Die Makler-Mafia Hot

Nico Steckelberg   26. Juli 2009  
Die Makler-Mafia

Rückentext

Klößchen macht sich Sorgen um seine Oma Rosalinde Sauerlich. Sie liegt nach einem Schwächeanfall im Krankenhaus und wirkt am Telefon sehr ängstlich und geradezu eingeschüchtert. TKKG beschließen Oma Sauerlich zu besuchen und erfahren von ihr von unheimlichen Ereignissen, die sich jede Nacht um und in ihrer Villa abspielen. Und auch auf den Grundstücken von Oma Rosalindes Nachbarinnen geschehen immer wieder merkwürdige Dinge. Wird das noble Villenviertel von übernatürlichen Phänomenen heimgesucht? Klar, dass sich TKKG auf Spurensuche begeben. Dabei stolpern sie ständig über einen dubiosen Makler… Was hat der wohl im Sinn?

Hörspiegel-Meinung

Story/Inhalt 
 
4,0
Atmosphäre 
 
5,0
Sprecher 
 
8,0
Soundtrack 
 
8,0
Aufmachung 
 
7,0
Gesamtwertung 
 
6,4

Alte Damen bei einer Seance – und eine Gaunertruppe, die genau diese Leichtgläubigkeit der spirituellen Kaffeekranz-Truppe ausnutzt. So könnte man den Inhalt der neuen TKKG-Folge 163 („Die Makler-Mafia“) zusammen fassen. Leider passiert hier nicht viel mehr. Durch Zufall kommen TKKG auf die Spur der Banditen, weil eine der spiritistisch interessierten Omas Klößchens Großmutter ist.

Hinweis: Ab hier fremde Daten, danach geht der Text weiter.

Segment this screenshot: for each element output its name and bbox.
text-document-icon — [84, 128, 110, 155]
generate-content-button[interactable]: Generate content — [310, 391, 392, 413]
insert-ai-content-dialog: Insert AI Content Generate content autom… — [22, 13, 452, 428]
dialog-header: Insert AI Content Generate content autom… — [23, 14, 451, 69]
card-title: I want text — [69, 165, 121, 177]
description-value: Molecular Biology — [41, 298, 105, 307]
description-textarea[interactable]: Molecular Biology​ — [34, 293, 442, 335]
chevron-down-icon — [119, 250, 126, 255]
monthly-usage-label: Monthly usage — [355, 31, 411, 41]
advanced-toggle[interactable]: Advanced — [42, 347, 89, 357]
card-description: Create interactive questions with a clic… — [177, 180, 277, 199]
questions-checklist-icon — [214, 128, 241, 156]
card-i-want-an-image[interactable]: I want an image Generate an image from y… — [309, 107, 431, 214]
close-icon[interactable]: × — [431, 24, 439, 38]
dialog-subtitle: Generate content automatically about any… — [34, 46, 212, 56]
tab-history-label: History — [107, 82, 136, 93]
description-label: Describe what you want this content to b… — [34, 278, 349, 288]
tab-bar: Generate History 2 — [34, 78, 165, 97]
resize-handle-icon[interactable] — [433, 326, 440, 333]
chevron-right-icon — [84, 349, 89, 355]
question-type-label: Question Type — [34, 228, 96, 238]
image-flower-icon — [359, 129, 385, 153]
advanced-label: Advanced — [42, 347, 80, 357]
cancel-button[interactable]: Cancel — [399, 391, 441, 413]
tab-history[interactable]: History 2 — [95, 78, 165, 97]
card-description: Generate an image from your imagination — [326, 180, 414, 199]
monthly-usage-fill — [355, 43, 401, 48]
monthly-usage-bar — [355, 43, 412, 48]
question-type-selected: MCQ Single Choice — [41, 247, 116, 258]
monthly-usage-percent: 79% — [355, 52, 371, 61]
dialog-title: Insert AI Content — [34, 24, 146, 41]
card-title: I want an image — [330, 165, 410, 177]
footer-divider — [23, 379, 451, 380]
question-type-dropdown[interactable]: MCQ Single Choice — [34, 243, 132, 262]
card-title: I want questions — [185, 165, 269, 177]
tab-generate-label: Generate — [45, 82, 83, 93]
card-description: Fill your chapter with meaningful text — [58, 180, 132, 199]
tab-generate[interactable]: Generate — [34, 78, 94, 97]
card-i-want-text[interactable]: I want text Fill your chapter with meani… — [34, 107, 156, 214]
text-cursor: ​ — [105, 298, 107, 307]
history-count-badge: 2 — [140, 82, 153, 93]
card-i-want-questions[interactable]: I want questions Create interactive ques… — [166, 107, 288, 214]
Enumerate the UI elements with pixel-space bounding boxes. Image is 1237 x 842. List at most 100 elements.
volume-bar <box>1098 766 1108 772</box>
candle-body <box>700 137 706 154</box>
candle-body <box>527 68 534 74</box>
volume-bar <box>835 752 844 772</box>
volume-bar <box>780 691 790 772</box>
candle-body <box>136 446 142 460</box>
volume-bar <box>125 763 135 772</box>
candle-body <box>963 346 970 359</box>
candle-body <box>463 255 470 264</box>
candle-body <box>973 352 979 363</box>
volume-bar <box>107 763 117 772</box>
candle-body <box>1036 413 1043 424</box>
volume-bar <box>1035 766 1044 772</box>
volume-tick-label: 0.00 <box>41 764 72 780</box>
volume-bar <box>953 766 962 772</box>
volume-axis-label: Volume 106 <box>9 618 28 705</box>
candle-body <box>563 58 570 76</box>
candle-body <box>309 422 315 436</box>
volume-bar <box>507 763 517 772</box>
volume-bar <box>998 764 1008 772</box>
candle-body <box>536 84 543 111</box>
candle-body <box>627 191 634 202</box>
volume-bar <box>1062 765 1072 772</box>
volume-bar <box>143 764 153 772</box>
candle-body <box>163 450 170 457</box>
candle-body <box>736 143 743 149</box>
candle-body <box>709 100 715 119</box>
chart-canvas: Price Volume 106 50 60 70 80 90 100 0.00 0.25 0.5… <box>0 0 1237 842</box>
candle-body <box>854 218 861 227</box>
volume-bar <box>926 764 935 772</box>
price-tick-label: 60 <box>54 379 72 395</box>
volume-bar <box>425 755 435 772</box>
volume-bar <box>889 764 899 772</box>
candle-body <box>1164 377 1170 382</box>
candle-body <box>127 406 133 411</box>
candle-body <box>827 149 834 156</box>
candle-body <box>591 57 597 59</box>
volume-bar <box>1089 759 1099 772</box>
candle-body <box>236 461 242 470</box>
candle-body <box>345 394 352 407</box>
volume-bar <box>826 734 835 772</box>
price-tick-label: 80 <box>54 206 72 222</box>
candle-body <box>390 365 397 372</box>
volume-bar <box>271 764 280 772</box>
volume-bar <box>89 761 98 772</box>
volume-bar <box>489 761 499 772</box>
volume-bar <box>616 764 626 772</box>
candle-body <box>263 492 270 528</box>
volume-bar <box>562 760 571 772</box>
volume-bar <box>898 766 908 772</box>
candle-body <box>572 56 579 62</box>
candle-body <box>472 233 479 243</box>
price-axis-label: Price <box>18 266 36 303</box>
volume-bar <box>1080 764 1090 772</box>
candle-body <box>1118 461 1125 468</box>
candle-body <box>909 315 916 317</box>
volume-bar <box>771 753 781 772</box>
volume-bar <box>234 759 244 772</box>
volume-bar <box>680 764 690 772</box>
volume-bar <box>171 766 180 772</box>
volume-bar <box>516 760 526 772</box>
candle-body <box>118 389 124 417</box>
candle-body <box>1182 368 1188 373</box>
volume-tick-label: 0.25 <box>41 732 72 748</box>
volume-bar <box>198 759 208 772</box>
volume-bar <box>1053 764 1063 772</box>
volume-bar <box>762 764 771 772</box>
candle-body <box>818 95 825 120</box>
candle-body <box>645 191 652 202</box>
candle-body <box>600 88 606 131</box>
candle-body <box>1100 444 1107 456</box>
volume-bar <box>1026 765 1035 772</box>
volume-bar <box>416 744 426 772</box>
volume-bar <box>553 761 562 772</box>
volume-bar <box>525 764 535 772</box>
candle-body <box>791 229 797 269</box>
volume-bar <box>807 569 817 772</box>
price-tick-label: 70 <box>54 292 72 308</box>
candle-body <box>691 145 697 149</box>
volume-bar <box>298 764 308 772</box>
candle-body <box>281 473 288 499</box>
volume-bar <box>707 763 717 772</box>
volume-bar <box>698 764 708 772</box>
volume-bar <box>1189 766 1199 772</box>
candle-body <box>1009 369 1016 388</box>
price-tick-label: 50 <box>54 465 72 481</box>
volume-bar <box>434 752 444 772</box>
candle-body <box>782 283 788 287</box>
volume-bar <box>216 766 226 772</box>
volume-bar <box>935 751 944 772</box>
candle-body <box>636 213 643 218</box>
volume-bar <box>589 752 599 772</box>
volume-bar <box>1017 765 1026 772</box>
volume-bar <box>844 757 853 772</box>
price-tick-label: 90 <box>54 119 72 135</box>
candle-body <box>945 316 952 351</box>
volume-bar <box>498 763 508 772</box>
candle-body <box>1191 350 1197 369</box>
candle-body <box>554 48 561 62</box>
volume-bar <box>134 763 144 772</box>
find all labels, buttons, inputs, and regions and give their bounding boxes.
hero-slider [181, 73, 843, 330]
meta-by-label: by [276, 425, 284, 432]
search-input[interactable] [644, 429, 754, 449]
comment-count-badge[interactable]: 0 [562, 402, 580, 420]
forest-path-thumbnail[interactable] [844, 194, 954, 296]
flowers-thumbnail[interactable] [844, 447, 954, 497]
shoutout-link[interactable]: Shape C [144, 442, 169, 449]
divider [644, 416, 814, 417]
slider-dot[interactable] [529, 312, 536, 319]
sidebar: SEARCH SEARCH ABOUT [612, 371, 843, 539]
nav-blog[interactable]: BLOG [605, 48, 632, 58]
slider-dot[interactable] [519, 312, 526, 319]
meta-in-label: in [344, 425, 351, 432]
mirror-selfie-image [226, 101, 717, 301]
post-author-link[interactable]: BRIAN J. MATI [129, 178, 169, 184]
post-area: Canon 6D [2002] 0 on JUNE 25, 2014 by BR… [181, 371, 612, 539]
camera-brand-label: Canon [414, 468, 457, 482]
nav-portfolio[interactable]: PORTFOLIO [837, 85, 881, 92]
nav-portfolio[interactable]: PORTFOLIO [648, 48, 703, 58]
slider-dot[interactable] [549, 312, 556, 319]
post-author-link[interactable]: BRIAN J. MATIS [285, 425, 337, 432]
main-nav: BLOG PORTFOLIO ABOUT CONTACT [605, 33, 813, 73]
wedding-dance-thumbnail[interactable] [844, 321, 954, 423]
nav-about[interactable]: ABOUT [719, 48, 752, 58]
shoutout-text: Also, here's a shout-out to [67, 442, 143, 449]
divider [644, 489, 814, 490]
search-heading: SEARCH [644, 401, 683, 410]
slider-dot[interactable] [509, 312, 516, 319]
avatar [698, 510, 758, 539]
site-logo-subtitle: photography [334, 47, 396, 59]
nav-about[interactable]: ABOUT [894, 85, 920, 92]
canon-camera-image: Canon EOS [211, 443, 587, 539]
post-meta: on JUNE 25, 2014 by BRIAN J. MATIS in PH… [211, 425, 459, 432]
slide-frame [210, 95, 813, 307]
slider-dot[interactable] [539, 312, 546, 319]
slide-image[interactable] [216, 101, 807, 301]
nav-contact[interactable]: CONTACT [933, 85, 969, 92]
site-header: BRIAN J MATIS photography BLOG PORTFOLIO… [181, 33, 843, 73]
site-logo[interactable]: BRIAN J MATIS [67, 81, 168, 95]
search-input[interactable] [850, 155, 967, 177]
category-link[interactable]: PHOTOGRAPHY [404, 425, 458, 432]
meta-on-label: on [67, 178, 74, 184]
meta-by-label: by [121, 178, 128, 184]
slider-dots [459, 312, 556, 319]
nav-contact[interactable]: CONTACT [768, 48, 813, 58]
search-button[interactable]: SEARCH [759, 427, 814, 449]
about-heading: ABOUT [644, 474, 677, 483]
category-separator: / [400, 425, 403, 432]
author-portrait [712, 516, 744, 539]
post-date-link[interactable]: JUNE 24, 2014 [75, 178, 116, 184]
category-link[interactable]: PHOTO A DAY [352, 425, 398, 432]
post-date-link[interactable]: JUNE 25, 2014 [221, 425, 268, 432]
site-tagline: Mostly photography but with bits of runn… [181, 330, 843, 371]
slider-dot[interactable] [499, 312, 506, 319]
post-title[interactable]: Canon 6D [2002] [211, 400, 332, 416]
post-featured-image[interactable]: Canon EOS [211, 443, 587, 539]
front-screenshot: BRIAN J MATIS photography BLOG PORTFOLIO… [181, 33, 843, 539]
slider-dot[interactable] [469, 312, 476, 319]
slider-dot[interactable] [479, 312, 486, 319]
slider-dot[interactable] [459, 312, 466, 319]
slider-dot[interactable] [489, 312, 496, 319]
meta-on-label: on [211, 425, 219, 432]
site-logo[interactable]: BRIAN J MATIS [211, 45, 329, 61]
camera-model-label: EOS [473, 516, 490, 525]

Bei den Stammsprechern gibt es keine Abweichungen vom TKKG-Standard. Alleine Manou Lubowski alias Klößchen fällt diesmal gänzlich aus der Rolle und spielt seine Figur stellenweise sehr ernst – aus Sorge um die Oma. Diese wird übrigens hervorragend von Gisela Fritsch. Musik und Geräusche sind auf normalem Europa-Niveau.

Fazit: „Die Makler-Mafia“ aus der Feder von André Kussmaul hat – außer den leicht schaurigen Gruselelementen – leider eher wenig zu bieten.